Controversial I know, yet this is the kind of statement that keeps people away from MMOs. You could say that they get played a lot and that some people play them more than they should but I will retort with “people drink wine more than they should” wine itself is not a bad beverage. Just like anything else, one should find a way to strike a balance. You can abuse anything and it will be bad for you.
Before I started playing Eve Online I was playing World of Warcraft. I stopped at the end of Cataclysm due to a number of reasons ranging from it no longer being something I enjoyed to the realization that I had spent one out of the last three years of my life literally sat in front of my computer playing my paladin. It was my way of socializing, I made at least one good friend, and spent time with my geographically remote family (Yes). I do not regret this, but it was time to move on and explore other things.
Now, if you are remotely familiar with basic arithmetic that translates to on average eight hours a day which is in fact a full time job. I was juggling this time with an actual full time job and sleep. Some days I played more and some I played less while some I didn’t play at all but all told it was a lot.
I continued to play other games though, rather more casually, and I rediscovered that single player games are fun too. Skyrim was good and so is Kerbal Space Program but ever since I heard about it the first time I had always wanted to play Eve Online. No one I knew was interested though so I ended up putting it off for the longest of time. I finally decided to set up a trial account and give it the old college try.
I was hit with an overwhelming amount of information right from the start and it was quite shocking, though understandable – the game had been developing without me for the past eight years so really no surprise there. I ended up not getting a subscription after my trial ran out as I felt I was nowhere near confident I could play this fascinating game well. I had even started to believe that maybe it was true wowheads bring capsuleers mean IQ down.
I never really lost interest though and I kept on reading the forums, online guides, watched Youtube videos and was loosely aware of the current in game politics of the time – everybody likes some intrigue.
It took about a year to work the courage back up to to start another trial, this time I had a plan – I was going to be an industrialist, I would build ships and I would make lots of ISK and the game would pay for itself due to the PLEX mechanic. I focused my entire trial on as many industry skills as were available for trial accounts and ended up with about 300 million ISK in my wallet at the end. I thought that was not half bad but soon realized 300 million is really not that much.

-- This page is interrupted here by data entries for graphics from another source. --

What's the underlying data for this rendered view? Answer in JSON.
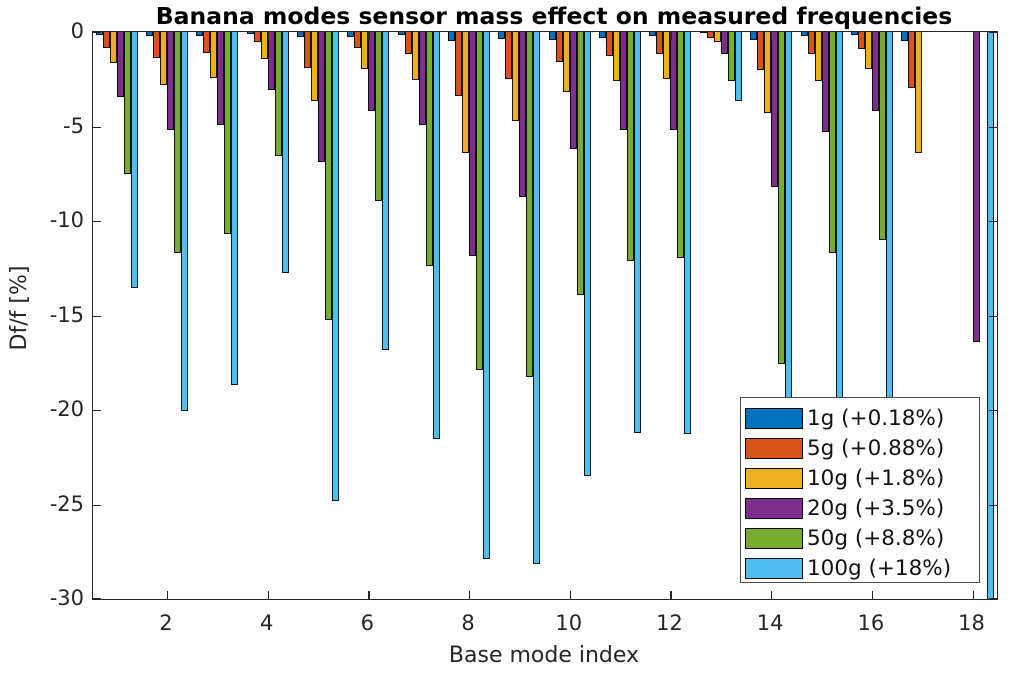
{
  "title": "Banana modes sensor mass effect on measured frequencies",
  "chart_data": {
    "type": "bar",
    "title": "Banana modes sensor mass effect on measured frequencies",
    "xlabel": "Base mode index",
    "ylabel": "Df/f [%]",
    "ylim": [
      -30,
      0
    ],
    "xlim": [
      0.53,
      18.5
    ],
    "grid": false,
    "legend_position": "inside lower right",
    "xticks": [
      2,
      4,
      6,
      8,
      10,
      12,
      14,
      16,
      18
    ],
    "yticks": [
      0,
      -5,
      -10,
      -15,
      -20,
      -25,
      -30
    ],
    "categories": [
      1,
      2,
      3,
      4,
      5,
      6,
      7,
      8,
      9,
      10,
      11,
      12,
      13,
      14,
      15,
      16,
      17,
      18
    ],
    "series": [
      {
        "name": "1g (+0.18%)",
        "color": "#0072BD",
        "values": [
          -0.16,
          -0.23,
          -0.21,
          -0.11,
          -0.28,
          -0.24,
          -0.17,
          -0.48,
          -0.39,
          -0.4,
          -0.3,
          -0.21,
          -0.05,
          -0.43,
          -0.21,
          -0.17,
          -0.46,
          0
        ]
      },
      {
        "name": "5g (+0.88%)",
        "color": "#D95319",
        "values": [
          -0.87,
          -1.35,
          -1.1,
          -0.55,
          -1.88,
          -0.83,
          -1.19,
          -3.39,
          -2.51,
          -1.6,
          -1.28,
          -1.19,
          -0.3,
          -2.02,
          -1.19,
          -0.9,
          -2.96,
          0
        ]
      },
      {
        "name": "10g (+1.8%)",
        "color": "#EDB120",
        "values": [
          -1.66,
          -2.78,
          -2.43,
          -1.45,
          -3.67,
          -1.98,
          -2.55,
          -6.42,
          -4.7,
          -3.2,
          -2.6,
          -2.48,
          -0.53,
          -4.29,
          -2.6,
          -1.95,
          -6.4,
          0
        ]
      },
      {
        "name": "20g (+3.5%)",
        "color": "#7E2F8E",
        "values": [
          -3.46,
          -5.18,
          -4.9,
          -3.08,
          -6.87,
          -4.2,
          -4.9,
          -11.85,
          -8.74,
          -6.2,
          -5.18,
          -5.18,
          -1.19,
          -8.2,
          -5.27,
          -4.2,
          0,
          -16.4
        ]
      },
      {
        "name": "50g (+8.8%)",
        "color": "#77AC30",
        "values": [
          -7.5,
          -11.67,
          -10.7,
          -6.57,
          -15.23,
          -8.92,
          -12.39,
          -17.9,
          -18.26,
          -13.9,
          -12.12,
          -11.94,
          -2.6,
          -17.55,
          -11.68,
          -11.0,
          0,
          0
        ]
      },
      {
        "name": "100g (+18%)",
        "color": "#4DBEEE",
        "values": [
          -13.54,
          -20.04,
          -18.7,
          -12.74,
          -24.84,
          -16.83,
          -21.56,
          -27.87,
          -28.14,
          -23.51,
          -21.2,
          -21.29,
          -3.67,
          -27.5,
          -20.8,
          -19.8,
          0,
          -30.5
        ]
      }
    ]
  }
}
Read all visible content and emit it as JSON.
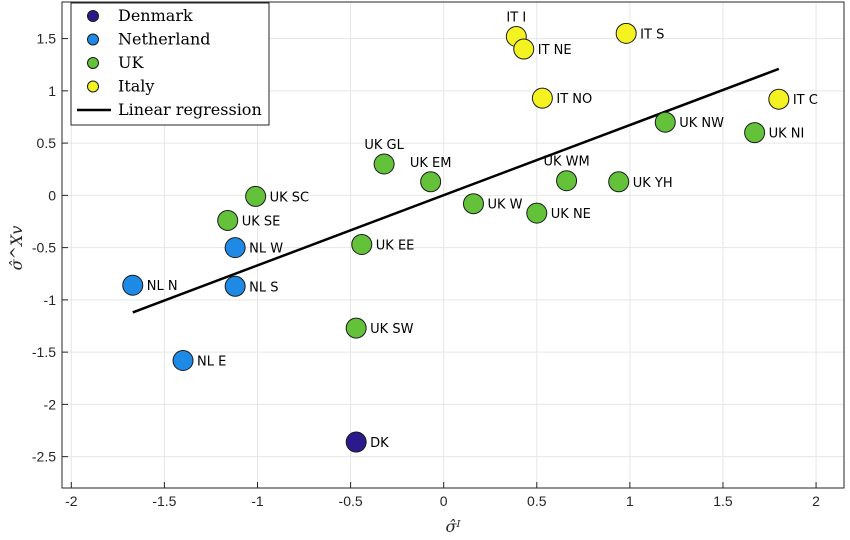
{
  "chart_data": {
    "type": "scatter",
    "xlabel": "σ̂ᴵ",
    "ylabel": "σ̂^Xv",
    "xlim": [
      -2.05,
      2.15
    ],
    "ylim": [
      -2.8,
      1.85
    ],
    "xticks": [
      -2,
      -1.5,
      -1,
      -0.5,
      0,
      0.5,
      1,
      1.5,
      2
    ],
    "yticks": [
      -2.5,
      -2,
      -1.5,
      -1,
      -0.5,
      0,
      0.5,
      1,
      1.5
    ],
    "xtick_labels": [
      "-2",
      "-1.5",
      "-1",
      "-0.5",
      "0",
      "0.5",
      "1",
      "1.5",
      "2"
    ],
    "ytick_labels": [
      "-2.5",
      "-2",
      "-1.5",
      "-1",
      "-0.5",
      "0",
      "0.5",
      "1",
      "1.5"
    ],
    "grid": true,
    "legend_position": "top-left",
    "series": [
      {
        "name": "Denmark",
        "color": "#2a1a8c",
        "points": [
          {
            "label": "DK",
            "x": -0.47,
            "y": -2.36
          }
        ]
      },
      {
        "name": "Netherland",
        "color": "#1e8ae6",
        "points": [
          {
            "label": "NL N",
            "x": -1.67,
            "y": -0.86
          },
          {
            "label": "NL W",
            "x": -1.12,
            "y": -0.5
          },
          {
            "label": "NL S",
            "x": -1.12,
            "y": -0.87
          },
          {
            "label": "NL E",
            "x": -1.4,
            "y": -1.58
          }
        ]
      },
      {
        "name": "UK",
        "color": "#63c23a",
        "points": [
          {
            "label": "UK SC",
            "x": -1.01,
            "y": -0.01
          },
          {
            "label": "UK SE",
            "x": -1.16,
            "y": -0.24
          },
          {
            "label": "UK GL",
            "x": -0.32,
            "y": 0.3
          },
          {
            "label": "UK EM",
            "x": -0.07,
            "y": 0.13
          },
          {
            "label": "UK EE",
            "x": -0.44,
            "y": -0.47
          },
          {
            "label": "UK SW",
            "x": -0.47,
            "y": -1.27
          },
          {
            "label": "UK W",
            "x": 0.16,
            "y": -0.08
          },
          {
            "label": "UK NE",
            "x": 0.5,
            "y": -0.17
          },
          {
            "label": "UK WM",
            "x": 0.66,
            "y": 0.14
          },
          {
            "label": "UK YH",
            "x": 0.94,
            "y": 0.13
          },
          {
            "label": "UK NW",
            "x": 1.19,
            "y": 0.7
          },
          {
            "label": "UK NI",
            "x": 1.67,
            "y": 0.6
          }
        ]
      },
      {
        "name": "Italy",
        "color": "#f5f222",
        "points": [
          {
            "label": "IT I",
            "x": 0.39,
            "y": 1.52
          },
          {
            "label": "IT NE",
            "x": 0.43,
            "y": 1.4
          },
          {
            "label": "IT S",
            "x": 0.98,
            "y": 1.55
          },
          {
            "label": "IT NO",
            "x": 0.53,
            "y": 0.93
          },
          {
            "label": "IT C",
            "x": 1.8,
            "y": 0.92
          }
        ]
      }
    ],
    "regression": {
      "name": "Linear regression",
      "color": "#000000",
      "x": [
        -1.67,
        1.8
      ],
      "y": [
        -1.12,
        1.21
      ]
    }
  }
}
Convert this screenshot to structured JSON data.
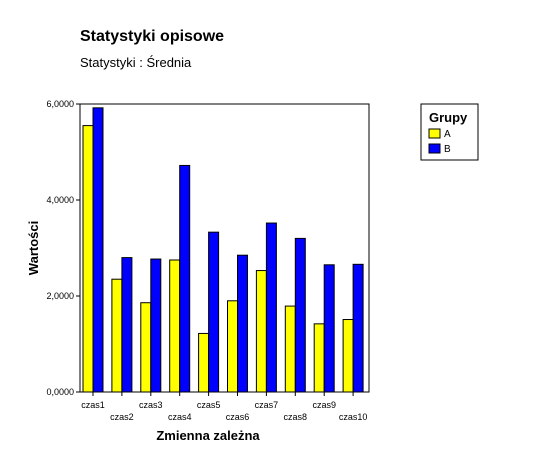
{
  "header": {
    "title": "Statystyki opisowe",
    "subtitle": "Statystyki : Średnia"
  },
  "chart_data": {
    "type": "bar",
    "title": "Statystyki opisowe",
    "subtitle": "Statystyki : Średnia",
    "xlabel": "Zmienna zależna",
    "ylabel": "Wartości",
    "categories": [
      "czas1",
      "czas2",
      "czas3",
      "czas4",
      "czas5",
      "czas6",
      "czas7",
      "czas8",
      "czas9",
      "czas10"
    ],
    "series": [
      {
        "name": "A",
        "color": "#ffff00",
        "values": [
          5.55,
          2.35,
          1.86,
          2.75,
          1.22,
          1.9,
          2.53,
          1.79,
          1.42,
          1.51
        ]
      },
      {
        "name": "B",
        "color": "#0000ff",
        "values": [
          5.92,
          2.8,
          2.77,
          4.72,
          3.33,
          2.85,
          3.52,
          3.2,
          2.65,
          2.66
        ]
      }
    ],
    "ylim": [
      0,
      6
    ],
    "yticks": [
      0,
      2,
      4,
      6
    ],
    "ytick_labels": [
      "0,0000",
      "2,0000",
      "4,0000",
      "6,0000"
    ],
    "legend": {
      "title": "Grupy",
      "placement": "top-right"
    },
    "grid": false
  }
}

I played about as much Eve as I had done WoW for a couple of months but I was far less engaged. You can mine and watch a movie or read, or spend time with your significant other you see. On top of that there is no traditional leveling, your character gains skills in real time whether you are online or not so really when you are playing you are there just to have fun. There is no grind if you are smart about your choices.
Some time went by and I decided to join an NPC null sec group and my entire game changed. The difference in types of people you meet around the Eve universe is staggering. These were laid back guys who play casually, all have jobs and some even have multiple children. Ages range from late teens to late fifties and we have a blast at the weekends.
So there you have it, about seven hundred words in, you’ve been introduced to my MMO history. So why doesn’t it feel like a job Kirk?
Well, I still do industry, I do exploration and until recently I had a player owned station which provided constant passive income. I am not what you would call space rich but ISK is a non issue due to the fact that I have a grasp of the game’s core PvE concepts and through some research I know what I have to do to make enough that both (yes both) my accounts are payed for via ISK income only and I can afford the inevitable loss of ships. The key is engaging with people, start relationships, honor promises and play the meta game. My industrial activity has now shifted from hours of having the client running in the background mining to five minutes a day buying minerals to keep my manufacturing queues going and selling off the product. Sometimes I have to haul but its’ far from what you’d call a full time job.
My main income is from exploration. The last intensive DED site spree I did was several months ago in September, and I am still living off of those proceeds – it took about a week of five to six hours a day exploring. Aside from those five minutes a day I am very rarely online now as the game allows you to take long breaks while still progressing your character. I keep in touch with my Alliance out of game and I am aware of what is going on. I log on when numbers are essential if I can. Nothing is compulsory and everyone understands that.
All things considered I feel that Eve is in fact being misrepresented as one of those games people with no social life whatsoever play. If my previous post has not convinced you about the ridiculousness of such a statement regarding any game, I hope that to some extent this one has maybe cleared up a few things about EVE. It will hurt and you are likely to fail the first couple of times. Eve is unkind to the easily offended and those who would not persevere to overcome obstacles, but once you’re across those tough first couple of months, it all becomes very clear… And a great gaming experience. Fly safe!